I transform the simplest C code
#include <stdio.h>
int main()
{
return 0;
}
to its LLVM IR, using
clang -emit-llvm -S hello.c
The generated IR is:
define i32 @main() #0 {
%1 = alloca i32, align 4
store i32 0, i32* %1
ret i32 0
}
However, I do not understand this IR. (LLVM doc helps but not that much for beginners)
- Why do we have
%1 = alloca i32, align 4? What does it correspond to in the original code? - Same question for
store i32 0, i32* %1 - Does alloca mean allocation on the stack (instead of the dynamic allocation)?
- What do 'align 4' mean?
Answer
define i32 @main() #0
This defines a function called main that returns a 32 bit integer. The #0 means to use the attributes named #0 for the function. For example, there may be something like attributes #0 = { alwaysinline alignstack=4 } in the IR, and these attributes will be applied to main.
%1 = alloca i32, align 4
This allocates a 32 bit integer on the stack. %1 is the name of a pointer to this location on the stack.
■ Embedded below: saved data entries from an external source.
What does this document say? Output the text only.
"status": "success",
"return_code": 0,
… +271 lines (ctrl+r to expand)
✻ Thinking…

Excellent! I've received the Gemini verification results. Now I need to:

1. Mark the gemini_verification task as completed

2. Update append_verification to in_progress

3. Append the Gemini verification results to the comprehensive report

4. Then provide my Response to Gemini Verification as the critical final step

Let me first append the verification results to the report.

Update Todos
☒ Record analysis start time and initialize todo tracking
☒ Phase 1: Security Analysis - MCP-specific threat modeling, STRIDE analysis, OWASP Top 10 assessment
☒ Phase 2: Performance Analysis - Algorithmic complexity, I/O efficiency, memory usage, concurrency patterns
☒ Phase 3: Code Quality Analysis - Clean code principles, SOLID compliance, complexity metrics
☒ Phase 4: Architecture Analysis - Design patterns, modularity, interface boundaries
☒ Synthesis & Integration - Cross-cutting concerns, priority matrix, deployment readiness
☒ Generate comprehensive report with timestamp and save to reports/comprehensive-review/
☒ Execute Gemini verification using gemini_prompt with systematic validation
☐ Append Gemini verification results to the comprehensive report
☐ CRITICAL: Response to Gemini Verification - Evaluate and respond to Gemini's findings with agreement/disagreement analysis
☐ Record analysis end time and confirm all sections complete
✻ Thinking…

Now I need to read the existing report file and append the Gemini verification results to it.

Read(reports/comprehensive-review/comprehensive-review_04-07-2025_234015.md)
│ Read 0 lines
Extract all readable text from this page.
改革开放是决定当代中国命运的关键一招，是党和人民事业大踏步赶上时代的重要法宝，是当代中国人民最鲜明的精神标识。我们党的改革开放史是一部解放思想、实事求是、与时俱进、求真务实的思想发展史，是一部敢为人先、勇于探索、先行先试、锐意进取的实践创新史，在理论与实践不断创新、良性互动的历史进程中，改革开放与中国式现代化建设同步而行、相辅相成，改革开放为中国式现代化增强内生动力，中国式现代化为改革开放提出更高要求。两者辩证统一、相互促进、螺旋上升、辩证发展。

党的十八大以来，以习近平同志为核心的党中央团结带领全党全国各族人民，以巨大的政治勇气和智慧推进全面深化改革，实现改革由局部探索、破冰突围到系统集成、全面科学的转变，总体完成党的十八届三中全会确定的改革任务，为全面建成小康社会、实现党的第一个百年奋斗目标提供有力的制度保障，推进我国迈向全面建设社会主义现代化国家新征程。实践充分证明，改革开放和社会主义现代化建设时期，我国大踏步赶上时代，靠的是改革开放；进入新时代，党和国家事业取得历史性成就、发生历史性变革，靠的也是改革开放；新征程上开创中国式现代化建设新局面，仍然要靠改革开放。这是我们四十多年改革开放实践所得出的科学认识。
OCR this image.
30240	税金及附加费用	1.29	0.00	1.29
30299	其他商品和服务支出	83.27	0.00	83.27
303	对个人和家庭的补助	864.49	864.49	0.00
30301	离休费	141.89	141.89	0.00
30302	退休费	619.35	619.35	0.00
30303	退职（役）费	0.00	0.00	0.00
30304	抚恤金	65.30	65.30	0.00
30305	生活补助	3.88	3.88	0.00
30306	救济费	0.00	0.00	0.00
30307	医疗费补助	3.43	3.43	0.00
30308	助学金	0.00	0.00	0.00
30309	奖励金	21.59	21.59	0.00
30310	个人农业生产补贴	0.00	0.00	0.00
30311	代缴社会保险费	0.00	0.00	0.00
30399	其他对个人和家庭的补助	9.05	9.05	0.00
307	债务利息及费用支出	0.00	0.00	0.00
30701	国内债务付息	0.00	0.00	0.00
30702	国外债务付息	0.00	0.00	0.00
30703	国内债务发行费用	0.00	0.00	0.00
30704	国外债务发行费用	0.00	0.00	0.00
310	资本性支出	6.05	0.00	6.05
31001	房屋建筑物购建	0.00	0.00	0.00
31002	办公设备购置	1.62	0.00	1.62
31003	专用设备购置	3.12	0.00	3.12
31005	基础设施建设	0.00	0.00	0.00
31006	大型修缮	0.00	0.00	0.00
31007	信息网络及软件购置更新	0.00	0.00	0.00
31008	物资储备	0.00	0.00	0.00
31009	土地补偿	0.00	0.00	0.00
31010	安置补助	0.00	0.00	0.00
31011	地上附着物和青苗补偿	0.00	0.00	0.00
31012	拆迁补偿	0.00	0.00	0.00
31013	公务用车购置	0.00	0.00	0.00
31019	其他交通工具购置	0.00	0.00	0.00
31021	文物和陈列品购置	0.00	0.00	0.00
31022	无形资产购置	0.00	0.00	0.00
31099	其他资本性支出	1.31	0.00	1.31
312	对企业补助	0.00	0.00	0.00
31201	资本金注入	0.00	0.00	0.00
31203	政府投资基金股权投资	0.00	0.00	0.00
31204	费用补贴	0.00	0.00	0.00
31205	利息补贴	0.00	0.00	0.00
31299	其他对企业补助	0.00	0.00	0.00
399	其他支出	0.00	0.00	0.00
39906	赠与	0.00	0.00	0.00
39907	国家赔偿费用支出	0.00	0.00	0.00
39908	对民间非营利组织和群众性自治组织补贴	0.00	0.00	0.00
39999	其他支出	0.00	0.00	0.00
The align 4 ensures that the address will be a multiple of 4
store i32 0, i32* %1
This sets the 32 bit integer pointed to by %1 to the 32 bit value 0. It's like saying *x = 1 in C++
ret i32 0
This returns from the function with a 32 bit return value of 0
The assignment is odd, considering that you don't have a local variable in main. LLVM uses BasicBlock to represent groups of instructions, and a basic block has an exit point and a list of instructions. My guess would be that the compiler has decided to use the return as the exit from the basic block and has opted to put in at least one instruction into the block. The assignment is basically a no-op.